Алемания спала крепче всех собак; ее дыхание было самым глубоким и спокойным. (Роль женщины-полицейского, когда эта овчарка бодрствовала, наверное, надоела ей.)
Из собак Бэби был самым активным во сне – он куда-то бежал на своих коротких лапах или что-то рыл передними. (Бэби тявкал, приближаясь к месту воображаемой жертвы.)
Как жаловалась Лупе, Перро Местисо «всегда был плохим парнем». Если судить о Дворняге исключительно по его пуканью, то он определенно был плохим парнем в собачьей палатке (если только там не спал и человек-попугай).
Что касается Пасторы, то она была как Хуан Диего – такая же беспокойная, страдающая бессонницей.
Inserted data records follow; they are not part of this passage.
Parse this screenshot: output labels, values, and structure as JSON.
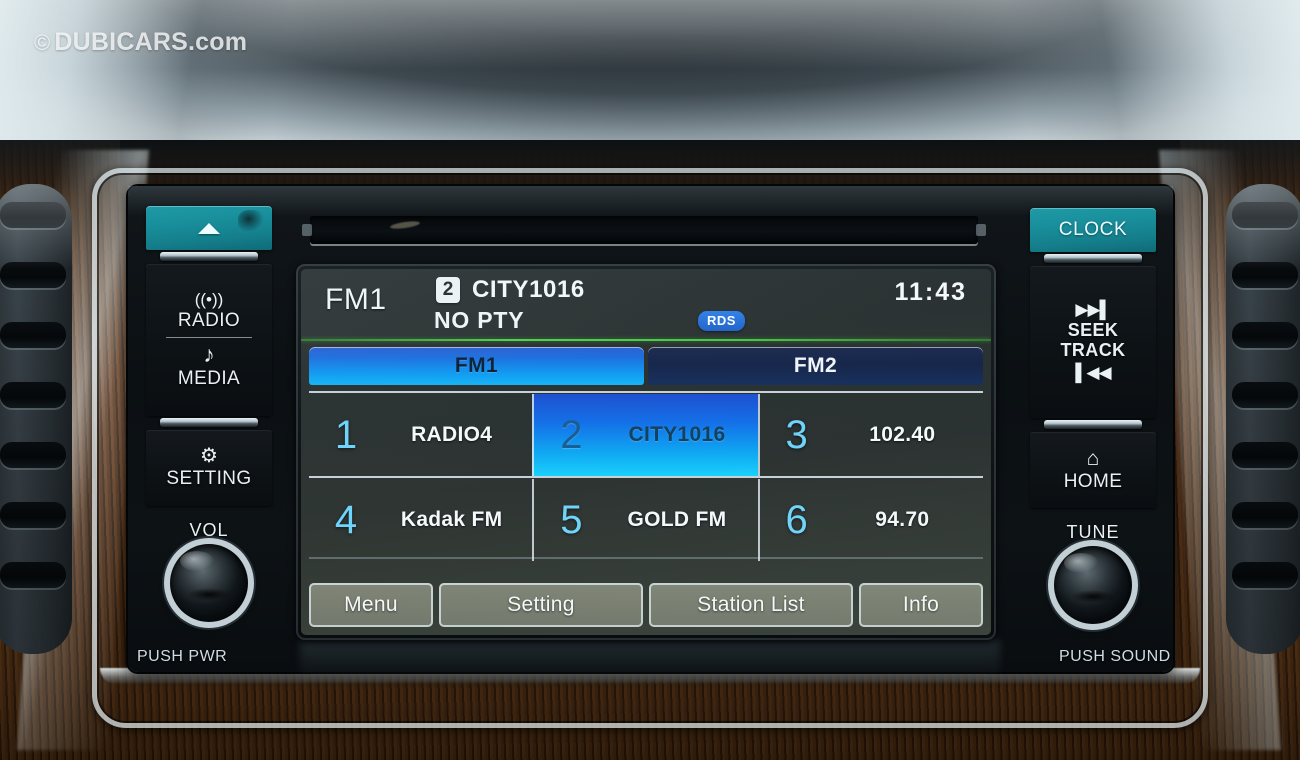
{
  "watermark": {
    "symbol": "©",
    "text": "DUBICARS.com"
  },
  "head_unit": {
    "left_controls": {
      "eject_label": "",
      "eject_icon": "eject-icon",
      "radio": {
        "icon": "radio-waves-icon",
        "icon_glyph": "((•))",
        "label": "RADIO"
      },
      "media": {
        "icon": "music-note-icon",
        "icon_glyph": "♪",
        "label": "MEDIA"
      },
      "setting": {
        "icon": "gear-icon",
        "icon_glyph": "✿",
        "label": "SETTING"
      },
      "volume_knob": {
        "label": "VOL",
        "push_label": "PUSH PWR"
      }
    },
    "right_controls": {
      "clock_button": "CLOCK",
      "seek": {
        "next_icon": "skip-forward-icon",
        "next_glyph": "▶▶|",
        "label_line1": "SEEK",
        "label_line2": "TRACK",
        "prev_icon": "skip-backward-icon",
        "prev_glyph": "|◀◀"
      },
      "home": {
        "icon": "home-icon",
        "icon_glyph": "⌂",
        "label": "HOME"
      },
      "tune_knob": {
        "label": "TUNE",
        "push_label": "PUSH SOUND"
      }
    }
  },
  "screen": {
    "header": {
      "band": "FM1",
      "preset_number": "2",
      "station_name": "CITY1016",
      "program_type": "NO PTY",
      "rds_badge": "RDS",
      "clock": "11:43"
    },
    "tabs": [
      {
        "label": "FM1",
        "active": true
      },
      {
        "label": "FM2",
        "active": false
      }
    ],
    "presets": [
      {
        "number": "1",
        "label": "RADIO4",
        "selected": false
      },
      {
        "number": "2",
        "label": "CITY1016",
        "selected": true
      },
      {
        "number": "3",
        "label": "102.40",
        "selected": false
      },
      {
        "number": "4",
        "label": "Kadak FM",
        "selected": false
      },
      {
        "number": "5",
        "label": "GOLD FM",
        "selected": false
      },
      {
        "number": "6",
        "label": "94.70",
        "selected": false
      }
    ],
    "softkeys": [
      {
        "label": "Menu"
      },
      {
        "label": "Setting"
      },
      {
        "label": "Station List"
      },
      {
        "label": "Info"
      }
    ]
  },
  "colors": {
    "teal_button": "#198f9c",
    "tab_active": "#14b5f7",
    "tab_idle": "#16244a",
    "preset_selected": "#1ad0fb",
    "preset_number": "#6fd4fb",
    "rds_blue": "#2f7fe8",
    "green_divider": "#4fd24a",
    "softkey_bg": "#787d6f",
    "screen_bg": "#2a3131"
  }
}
Когда Пастора просыпалась, она тяжело дышала и ходила взад-вперед; она скулила во сне, как будто счастье было для нее таким же мимолетным, как хороший ночной отдых.
– Лежать, Пастора, – как можно тише, чтобы не разбудить остальных собак, сказал Хуан Диего.
Этим утром он без труда различал дыхание каждой собаки. Сложнее всего было услышать Лупе; она всегда спала так тихо, что, казалось, почти не дышала. Хуан Диего напряг слух, и в этот момент его рука коснулась чего-то под подушкой. Ему понадобилось нащупать фонарик под раскладушкой, чтобы увидеть, что это.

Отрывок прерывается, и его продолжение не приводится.